One thing was also made clear in NPD's July report: sales weaknesses in the industry are being seen across the board. However, hardware led the charge, with a drop in sales of 37 percent ($280.94 million in July, 2009, as opposed to $447.71 million a year earlier). Software and accessories were down 26 percent and 12 percent, respectively.
Microsoft was quick to jump on what may have been the only bright spot in NPD's report: that its Xbox 360 was the only console to deliver growth over a year earlier. In its own report, trumpeting NPD's numbers, Microsoft pointed out that the Xbox has turned in 17 percent growth for the year over the same period in 2008.
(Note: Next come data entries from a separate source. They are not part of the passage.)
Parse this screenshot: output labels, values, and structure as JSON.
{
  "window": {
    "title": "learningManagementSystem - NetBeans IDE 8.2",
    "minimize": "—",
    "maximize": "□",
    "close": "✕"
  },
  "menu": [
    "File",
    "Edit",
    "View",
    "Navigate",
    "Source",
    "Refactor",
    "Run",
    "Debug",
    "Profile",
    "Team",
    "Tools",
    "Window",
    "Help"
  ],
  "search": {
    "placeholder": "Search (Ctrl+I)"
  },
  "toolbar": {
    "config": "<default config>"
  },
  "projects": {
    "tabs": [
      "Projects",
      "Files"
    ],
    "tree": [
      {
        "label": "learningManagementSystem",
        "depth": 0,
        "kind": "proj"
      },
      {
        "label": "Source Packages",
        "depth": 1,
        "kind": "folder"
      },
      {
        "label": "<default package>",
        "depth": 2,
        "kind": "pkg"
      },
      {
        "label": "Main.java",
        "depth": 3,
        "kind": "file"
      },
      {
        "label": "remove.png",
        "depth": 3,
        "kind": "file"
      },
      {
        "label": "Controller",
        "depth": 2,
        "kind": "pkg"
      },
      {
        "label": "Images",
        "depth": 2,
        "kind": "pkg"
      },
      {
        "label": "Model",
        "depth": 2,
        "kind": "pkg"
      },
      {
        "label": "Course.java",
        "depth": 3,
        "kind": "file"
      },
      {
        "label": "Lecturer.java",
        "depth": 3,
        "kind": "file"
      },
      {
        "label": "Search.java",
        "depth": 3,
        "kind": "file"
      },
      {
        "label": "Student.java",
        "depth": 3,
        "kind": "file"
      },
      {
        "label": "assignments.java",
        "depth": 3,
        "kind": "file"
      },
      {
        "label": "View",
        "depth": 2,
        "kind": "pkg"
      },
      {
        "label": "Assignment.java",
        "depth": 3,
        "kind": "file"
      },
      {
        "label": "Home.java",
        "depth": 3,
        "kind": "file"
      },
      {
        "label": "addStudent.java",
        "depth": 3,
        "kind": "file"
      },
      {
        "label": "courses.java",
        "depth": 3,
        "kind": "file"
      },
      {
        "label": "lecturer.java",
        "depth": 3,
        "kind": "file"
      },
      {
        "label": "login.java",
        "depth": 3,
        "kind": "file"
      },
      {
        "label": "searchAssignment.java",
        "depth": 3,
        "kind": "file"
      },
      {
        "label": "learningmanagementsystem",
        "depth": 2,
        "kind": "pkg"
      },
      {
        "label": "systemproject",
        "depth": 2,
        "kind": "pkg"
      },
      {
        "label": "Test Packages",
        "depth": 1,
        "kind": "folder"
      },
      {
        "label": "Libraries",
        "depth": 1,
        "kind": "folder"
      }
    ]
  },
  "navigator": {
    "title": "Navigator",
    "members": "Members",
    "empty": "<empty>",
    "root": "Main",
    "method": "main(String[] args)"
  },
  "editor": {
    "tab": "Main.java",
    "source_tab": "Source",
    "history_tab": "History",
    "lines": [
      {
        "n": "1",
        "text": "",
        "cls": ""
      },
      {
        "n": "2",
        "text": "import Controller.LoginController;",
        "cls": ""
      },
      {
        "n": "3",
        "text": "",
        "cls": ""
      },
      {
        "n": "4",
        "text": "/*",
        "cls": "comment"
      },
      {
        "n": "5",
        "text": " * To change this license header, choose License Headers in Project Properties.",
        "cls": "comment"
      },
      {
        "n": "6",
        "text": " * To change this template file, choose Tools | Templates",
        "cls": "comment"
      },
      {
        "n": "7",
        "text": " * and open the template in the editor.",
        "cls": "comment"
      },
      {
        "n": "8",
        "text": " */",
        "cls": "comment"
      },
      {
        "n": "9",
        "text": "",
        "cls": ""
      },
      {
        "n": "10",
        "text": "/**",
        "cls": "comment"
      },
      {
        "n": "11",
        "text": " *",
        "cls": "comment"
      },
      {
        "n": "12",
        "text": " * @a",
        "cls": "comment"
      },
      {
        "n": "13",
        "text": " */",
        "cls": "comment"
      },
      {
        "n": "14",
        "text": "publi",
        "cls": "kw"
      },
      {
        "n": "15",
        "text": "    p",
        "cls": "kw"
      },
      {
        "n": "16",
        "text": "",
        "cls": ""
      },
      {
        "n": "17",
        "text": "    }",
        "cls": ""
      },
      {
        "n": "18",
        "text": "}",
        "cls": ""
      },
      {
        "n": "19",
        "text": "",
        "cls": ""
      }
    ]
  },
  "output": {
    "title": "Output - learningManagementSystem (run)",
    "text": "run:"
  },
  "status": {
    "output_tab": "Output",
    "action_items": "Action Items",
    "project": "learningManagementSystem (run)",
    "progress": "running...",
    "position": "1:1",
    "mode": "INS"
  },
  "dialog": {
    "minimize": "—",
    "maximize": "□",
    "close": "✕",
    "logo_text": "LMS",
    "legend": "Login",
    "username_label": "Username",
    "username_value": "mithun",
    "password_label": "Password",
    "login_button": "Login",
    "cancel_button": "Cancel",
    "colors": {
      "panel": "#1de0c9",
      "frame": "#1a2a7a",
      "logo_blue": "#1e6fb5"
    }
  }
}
And while Nintendo's Wii still leads the pack among the big three consoles (the Xbox, Sony's PlayStation 3, and the Wii), its lead has shrunk considerably. In July, consumers bought 252,200 Wiis, versus 202,900 Xboxes and 121,800 PS3s.
All in all, it's hard to be optimistic about the industry's prospects, though, as Frazier pointed out, there are a slew of big titles coming down the pike that could drive big sales. Still, the same is true every year, and as a result, there are few who could argue at this point that the video game business is facing what may be its biggest crisis in years.